Concerts de juin
Lyon / Saint-Etienne

Par Dominique Dubreuil

S'il est un concert important dans le courant de juin, du côté de la clôture de saison O.N.L., c'est bien celui dans lequel Pierre-Laurent Aimard use d'une formule un peu inhabituelle. Le centrage en est réalisé sur Mozart tout ensemble symphoniste, soliste, concertiste et chambriste, et l'on peut compter sur la pédagogie dont le pianiste (d'origine lyonnaise) est l'incontestable spécialiste pour donner à ce choix un éclairage convaincant. Car du clavier, P.L.Aimard ne se contente pas de diriger l'orchestre tout en jouant: il guide l'auditeur qui croit parfois savoir beaucoup ou justement, et lui indique en douceur mais avec autorité que d'autres chemins sont possibles.
Il analyse et montre, synthétise mais demeure dans la clarté sensible et précise. D'abord, un Wolfgang de 18 ans pour la 29 e symphonie K.201, dans laquelle s'opère une jonction harmonieuse entre le désir de structure rigoureuse et l'intensité expressive, après la très tourmentée "petite sol mineur" (K.183) de l'année  précédente. Trois ans plus tard est composé celui des concertos de piano par lequel Mozart accède à la très grande et dramatique forme: le langage y est souverainement dense, et culmine dans un andantino qui creuse dans la profondeur la plus secrète, probablement la plus douloureuse de l'être, mais non en anecdote, et d'une façon qui installe la métaphysique dans la musique (9e, K.271). A 28 ans, Mozart aussi compose pour le plaisir, et prend plaisir à jeter sur son œuvre un regard heureux: ainsi en va-t-il du Quintette pour piano et vents (K.452), dont le fils écrit au Père: "Je tiens cela pour ce que j'ai fait encore de mieux dans ma vie". Nous établirions sans doute un autre ordre de valeur(s), mais le mélange du clavier et des vents est dans l'écriture une des plus superbes conquêtes mozartiennes, c'est vrai. Enfin la 16e sonate (K.570), à 33 ans,  inscrit dans le classicisme à la fois beauté, luxe d'idées maîtrisées, calme de surface (mais en profondeur, l'adagio…) et volupté de l'ordre harmonieux . (Auditorium,
15 et 17 juin; T.04 78 95 95 95; www.auditorium-lyon.com )

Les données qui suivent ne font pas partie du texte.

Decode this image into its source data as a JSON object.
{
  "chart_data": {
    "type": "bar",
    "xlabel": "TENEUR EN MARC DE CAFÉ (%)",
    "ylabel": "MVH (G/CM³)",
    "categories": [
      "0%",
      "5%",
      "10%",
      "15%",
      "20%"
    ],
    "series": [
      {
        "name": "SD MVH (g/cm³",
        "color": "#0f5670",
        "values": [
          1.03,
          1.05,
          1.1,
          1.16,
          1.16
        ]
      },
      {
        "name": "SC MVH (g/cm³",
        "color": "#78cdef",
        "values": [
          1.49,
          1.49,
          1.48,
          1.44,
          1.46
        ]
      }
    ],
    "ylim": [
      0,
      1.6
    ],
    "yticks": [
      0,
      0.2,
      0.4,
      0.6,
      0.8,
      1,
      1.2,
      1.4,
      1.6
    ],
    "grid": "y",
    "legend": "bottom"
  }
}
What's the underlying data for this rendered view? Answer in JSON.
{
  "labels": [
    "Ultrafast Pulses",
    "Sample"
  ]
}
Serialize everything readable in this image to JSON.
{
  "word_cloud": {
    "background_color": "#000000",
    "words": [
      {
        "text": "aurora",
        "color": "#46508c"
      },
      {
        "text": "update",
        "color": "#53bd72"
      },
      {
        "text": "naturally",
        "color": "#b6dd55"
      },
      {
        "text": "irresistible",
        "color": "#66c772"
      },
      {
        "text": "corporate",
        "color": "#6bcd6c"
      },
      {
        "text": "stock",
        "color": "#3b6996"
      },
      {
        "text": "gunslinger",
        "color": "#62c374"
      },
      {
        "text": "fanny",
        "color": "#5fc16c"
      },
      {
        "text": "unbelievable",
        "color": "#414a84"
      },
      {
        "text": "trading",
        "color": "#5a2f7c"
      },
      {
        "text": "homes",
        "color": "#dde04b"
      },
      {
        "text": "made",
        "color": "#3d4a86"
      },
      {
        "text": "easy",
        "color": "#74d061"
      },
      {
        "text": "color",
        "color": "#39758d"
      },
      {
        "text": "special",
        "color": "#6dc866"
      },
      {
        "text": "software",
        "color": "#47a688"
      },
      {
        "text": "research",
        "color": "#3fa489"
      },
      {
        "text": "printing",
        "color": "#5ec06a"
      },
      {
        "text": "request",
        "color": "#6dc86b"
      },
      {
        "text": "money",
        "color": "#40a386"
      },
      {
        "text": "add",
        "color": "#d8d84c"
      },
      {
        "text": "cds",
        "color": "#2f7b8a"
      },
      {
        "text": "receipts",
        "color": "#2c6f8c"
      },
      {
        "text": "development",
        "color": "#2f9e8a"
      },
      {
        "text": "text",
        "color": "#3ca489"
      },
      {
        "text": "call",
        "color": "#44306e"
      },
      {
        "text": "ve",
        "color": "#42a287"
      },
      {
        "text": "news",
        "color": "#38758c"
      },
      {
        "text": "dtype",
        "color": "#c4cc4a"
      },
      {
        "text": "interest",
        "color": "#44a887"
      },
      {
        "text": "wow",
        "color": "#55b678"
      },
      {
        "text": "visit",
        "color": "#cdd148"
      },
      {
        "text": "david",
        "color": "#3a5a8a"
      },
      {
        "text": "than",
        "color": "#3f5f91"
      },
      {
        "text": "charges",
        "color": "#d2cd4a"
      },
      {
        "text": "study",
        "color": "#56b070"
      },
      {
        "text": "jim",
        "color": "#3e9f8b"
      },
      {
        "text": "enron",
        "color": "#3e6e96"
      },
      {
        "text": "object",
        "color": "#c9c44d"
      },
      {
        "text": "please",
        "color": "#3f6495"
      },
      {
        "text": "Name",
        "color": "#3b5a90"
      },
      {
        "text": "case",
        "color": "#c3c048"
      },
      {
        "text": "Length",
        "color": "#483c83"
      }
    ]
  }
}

A côté de cette approche, on aurait tort de ne pas monter sur la colline pour contempler comment le jeune Mozart rassemble, à mi-chemin entre l'oratorio et l'opéra sacré, entre le lyrique seria et l'intégration des données maçonniques, un Thamos Roi d'Egypte, dans l'esprit duquel il puisera plus tard pour méditer sur la sagesse. La Messe en ut mineur de 1782 donne la réplique catholique – tantôt baroque, tantôt classico-sévère -, et c'est un ensemble dirigé par André Bernard qui s'affronte à ces partitions exigeantes (Symphonique de San Remo, Schola Witkowski, dir. Jacques Berthelon, quatuor de solistes, A.Zabala, J.Delescluze, L. Del Alba Rubio, B.Ohanian) (Basilique de Fourvière, 15 juin; T. 04 78 47 59 34).
Au fait, la sagesse ultime de Mozart, n'est-ce pas dans La Flûte Enchantée qu'elle se trouve? On ne se lasse pas d'interroger le chef-d'œuvre ultime de Mozart, celui qui mobilisait – plus que le Requiem, probablement – ses dernières pensées, et que tous, petits et grands, savants et "simples spectateurs", initiés à la spiritualité maçonnique et publics d'un soir, aiment à revoir. Qu'en sera-t-il sous la direction musicale de Giuseppe Grazioli (Symphonique de Saint Etienne, Maîtrise de la Loire; solistes vocaux parmi lesquels la brillante Ingrid Perruche) et selon la mise en espace d'Eric Chevalier: conte pour tous les enfants et ceux qui sont restés dans la magie de ce temps, grande célébration opératique, réflexion sacrée?
(
16, 18 et 20 juin; Saint-Etienne, Théâtre Massenet, T. 04 77 47 83 47)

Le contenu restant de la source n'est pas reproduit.